The forgotten past sits alongside the hyper-modern in Papan. Next to Kithigasu’s house is a modern and high tech Chinese school replacing the old one from which only the original signage remains.
But the real gemstone of Papan is the main house of the village’s founder, Rajah Bilar, a leader from the Mandailing ethnic group from the south-west corner of the province of North Sumatra, who travelled from Indonesia to Malaysia to search for better opportunities. from an abandoned mansion and its wooden mosque. The main mansion building and its accompanying wooden mosque was renovated by the government with intention to turn it into a museum, though the project was abandoned soon after. There are two elderly ladies living in the compound, one is Bilar’s direct descendent.
Local accounts say that one evening workers from the mill witnessed the apparition of Guanyin. As a consequence the sawmill was transformed into a temple devoted to the goddess in 1898.

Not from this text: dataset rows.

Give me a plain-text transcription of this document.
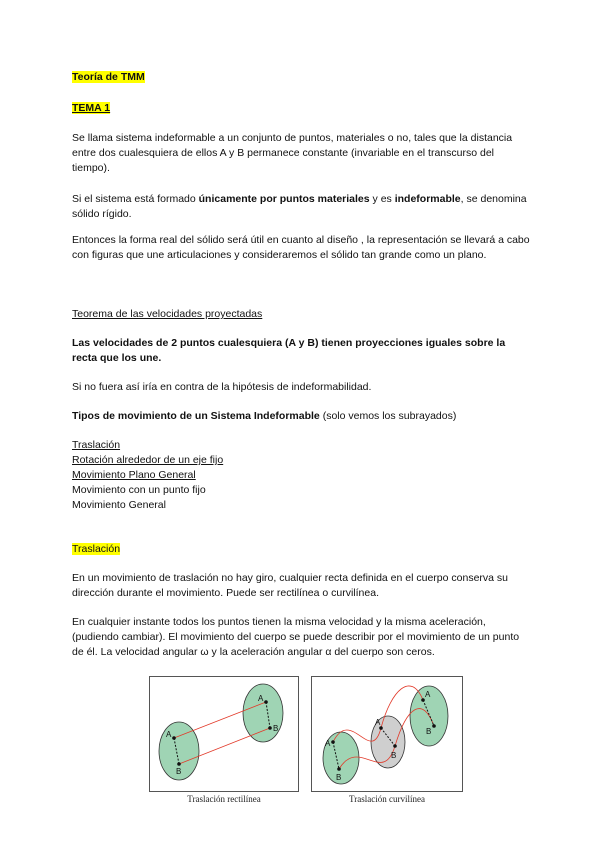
Teoría de TMM

TEMA 1

Se llama sistema indeformable a un conjunto de puntos, materiales o no, tales que la distancia entre dos cualesquiera de ellos A y B permanece constante (invariable en el transcurso del tiempo).

Si el sistema está formado únicamente por puntos materiales y es indeformable, se denomina sólido rígido.

Entonces la forma real del sólido será útil en cuanto al diseño , la representación se llevará a cabo con figuras que une articulaciones y consideraremos el sólido tan grande como un plano.

Teorema de las velocidades proyectadas

Las velocidades de 2 puntos cualesquiera (A y B) tienen proyecciones iguales sobre la recta que los une.

Si no fuera así iría en contra de la hipótesis de indeformabilidad.

Tipos de movimiento de un Sistema Indeformable (solo vemos los subrayados)

Traslación
Rotación alrededor de un eje fijo
Movimiento Plano General
Movimiento con un punto fijo
Movimiento General

Traslación

En un movimiento de traslación no hay giro, cualquier recta definida en el cuerpo conserva su dirección durante el movimiento. Puede ser rectilínea o curvilínea.

En cualquier instante todos los puntos tienen la misma velocidad y la misma aceleración, (pudiendo cambiar). El movimiento del cuerpo se puede describir por el movimiento de un punto de él. La velocidad angular ω y la aceleración angular α del cuerpo son ceros.

A
B
A
B
Traslación rectilínea
A
B
A
B
A
B
Traslación curvilínea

At sundown, egrets normally pass the village on their way from a nearby forest back to their nests in Batu Gajah. Visitors entering or leaving Papan might see a local herd of buffalo or horses grazing around the nearby river.
It is these visitors that hold the key to Papan’s survival, Leong believes. She hopes that involving villagers in tourism projects will re-instill a sense of local pride and community, and help preserve the memories of a bygone tin-mining era and a cherished childhood.
“My childhood memories are from every corner of Papan Village, our playground,” she said.